Thailand's new government said it plans to pursue a number of economic policies championed by the previous military administration as officials strive to revive the nation's growth.

Initiatives such as the $55 billion Eastern Economic Corridor project, which seeks to add infrastructure and spur high-technology industries, are among the priorities laid out in a policy statement published Sunday in Bangkok.

"Thailand has continued making progress in many areas of development," according to the statement. "But this government will face challenges from volatility domestically and globally, from issues like an aging society, international trade and technological change."

Other key elements of the agenda include farm subsidies, welfare for people on low incomes, finding new export markets, attracting high-spending tourists and restructuring taxation.

The government expects annual budget spending of 3.3 trillion baht ($107 billion) — about the current level — and said fiscal policy will seek to provide a buffer against global volatility partly by creating domestic macroeconomic stability.

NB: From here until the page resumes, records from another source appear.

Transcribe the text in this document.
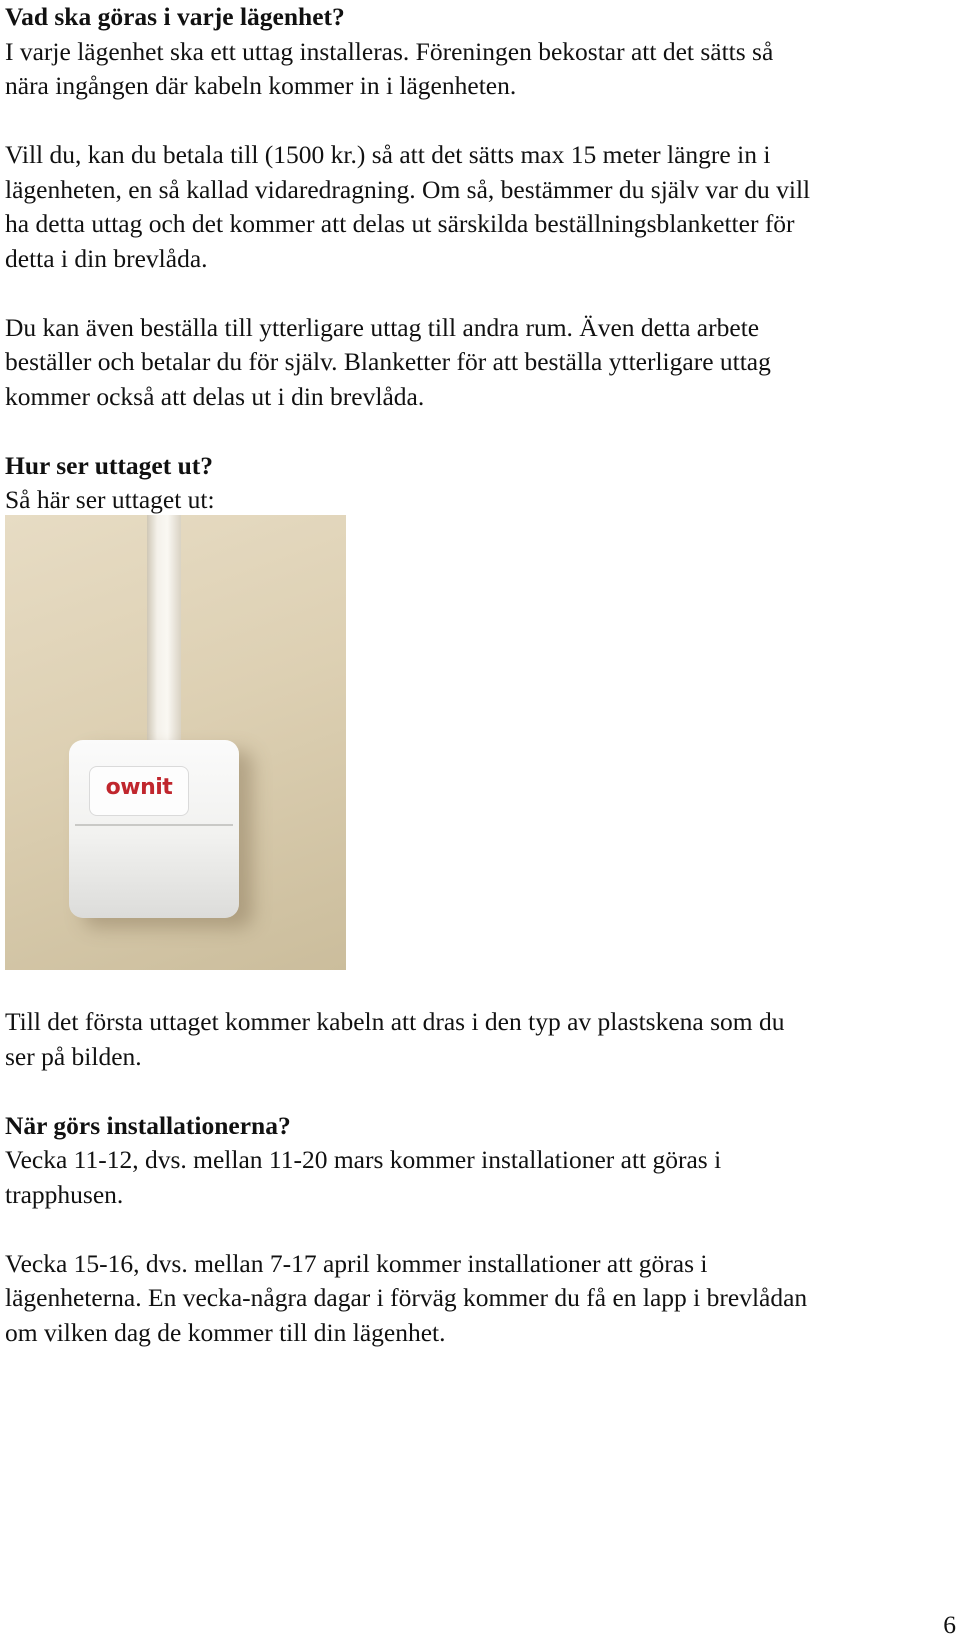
Vad ska göras i varje lägenhet?

I varje lägenhet ska ett uttag installeras. Föreningen bekostar att det sätts så

nära ingången där kabeln kommer in i lägenheten.

Vill du, kan du betala till (1500 kr.) så att det sätts max 15 meter längre in i

lägenheten, en så kallad vidaredragning. Om så, bestämmer du själv var du vill

ha detta uttag och det kommer att delas ut särskilda beställningsblanketter för

detta i din brevlåda.

Du kan även beställa till ytterligare uttag till andra rum. Även detta arbete

beställer och betalar du för själv. Blanketter för att beställa ytterligare uttag

kommer också att delas ut i din brevlåda.

Hur ser uttaget ut?

Så här ser uttaget ut:

ownit

Till det första uttaget kommer kabeln att dras i den typ av plastskena som du

ser på bilden.

När görs installationerna?

Vecka 11-12, dvs. mellan 11-20 mars kommer installationer att göras i

trapphusen.

Vecka 15-16, dvs. mellan 7-17 april kommer installationer att göras i

lägenheterna. En vecka-några dagar i förväg kommer du få en lapp i brevlådan

om vilken dag de kommer till din lägenhet.

6
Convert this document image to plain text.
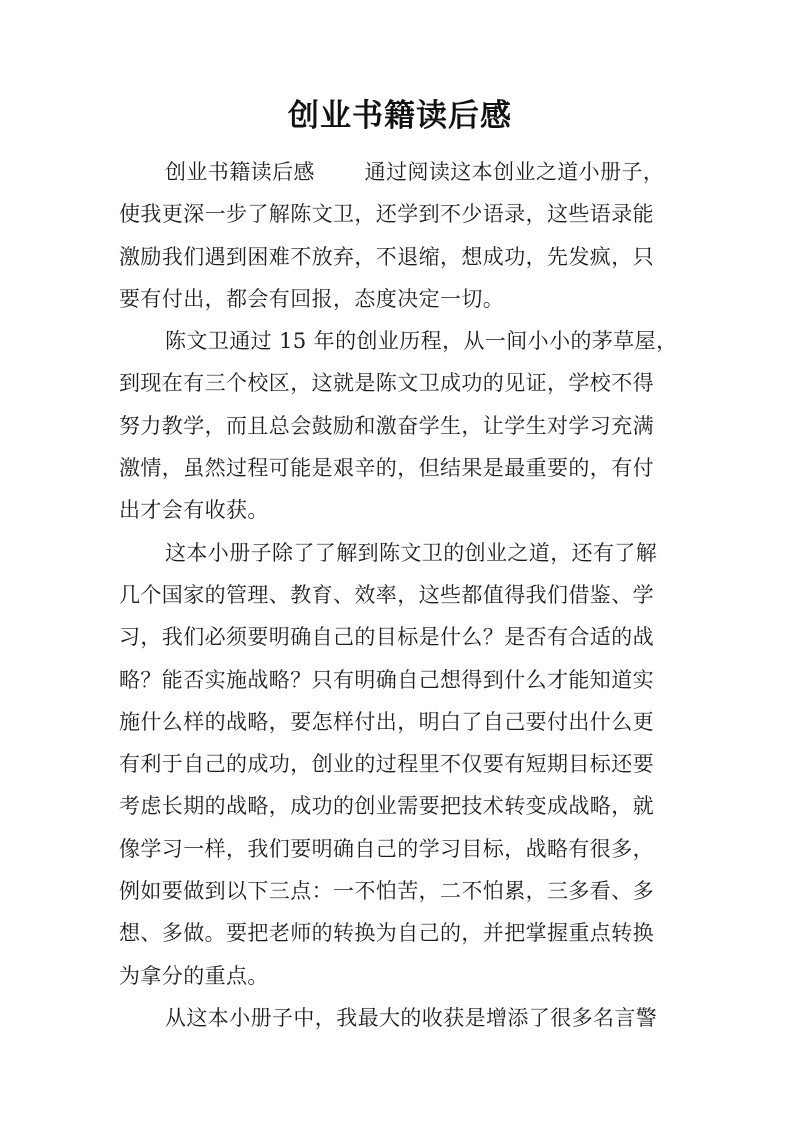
创业书籍读后感
创业书籍读后感　　 通过阅读这本创业之道小册子，
使我更深一步了解陈文卫，还学到不少语录，这些语录能
激励我们遇到困难不放弃，不退缩，想成功，先发疯，只
要有付出，都会有回报，态度决定一切。
陈文卫通过 15 年的创业历程，从一间小小的茅草屋，
到现在有三个校区，这就是陈文卫成功的见证，学校不得
努力教学，而且总会鼓励和激奋学生，让学生对学习充满
激情，虽然过程可能是艰辛的，但结果是最重要的，有付
出才会有收获。
这本小册子除了了解到陈文卫的创业之道，还有了解
几个国家的管理、教育、效率，这些都值得我们借鉴、学
习，我们必须要明确自己的目标是什么？是否有合适的战
略？能否实施战略？只有明确自己想得到什么才能知道实
施什么样的战略，要怎样付出，明白了自己要付出什么更
有利于自己的成功，创业的过程里不仅要有短期目标还要
考虑长期的战略，成功的创业需要把技术转变成战略，就
像学习一样，我们要明确自己的学习目标，战略有很多，
例如要做到以下三点：一不怕苦，二不怕累，三多看、多
想、多做。要把老师的转换为自己的，并把掌握重点转换
为拿分的重点。
从这本小册子中，我最大的收获是增添了很多名言警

The administration also plans to receive feedback from the public on whether to redraft parts of the military-backed constitution put in place under the junta.

The cabinet sworn in last week faces the task of reviving Southeast Asia's second-largest economy, after a slump in exports amid the U.S.-China trade war contributed to the weakest growth in the first quarter since 2014.

"Big businesses must be pleased with the continuity of key policies, such as infrastructure investment," said Amornthep Chawla, head of research at CIMB Thai Bank PCL in Bangkok. "We'll have to wait and see how this government implements these policies. An economic stimulus package may be needed to boost weak local demand."

Prayuth Chan-ocha, the former army chief who led the junta for five years, returned as prime minister following a disputed general election in March.

He leads a sprawling governing coalition of 19 parties and is due to present the policy agenda to parliament on Thursday.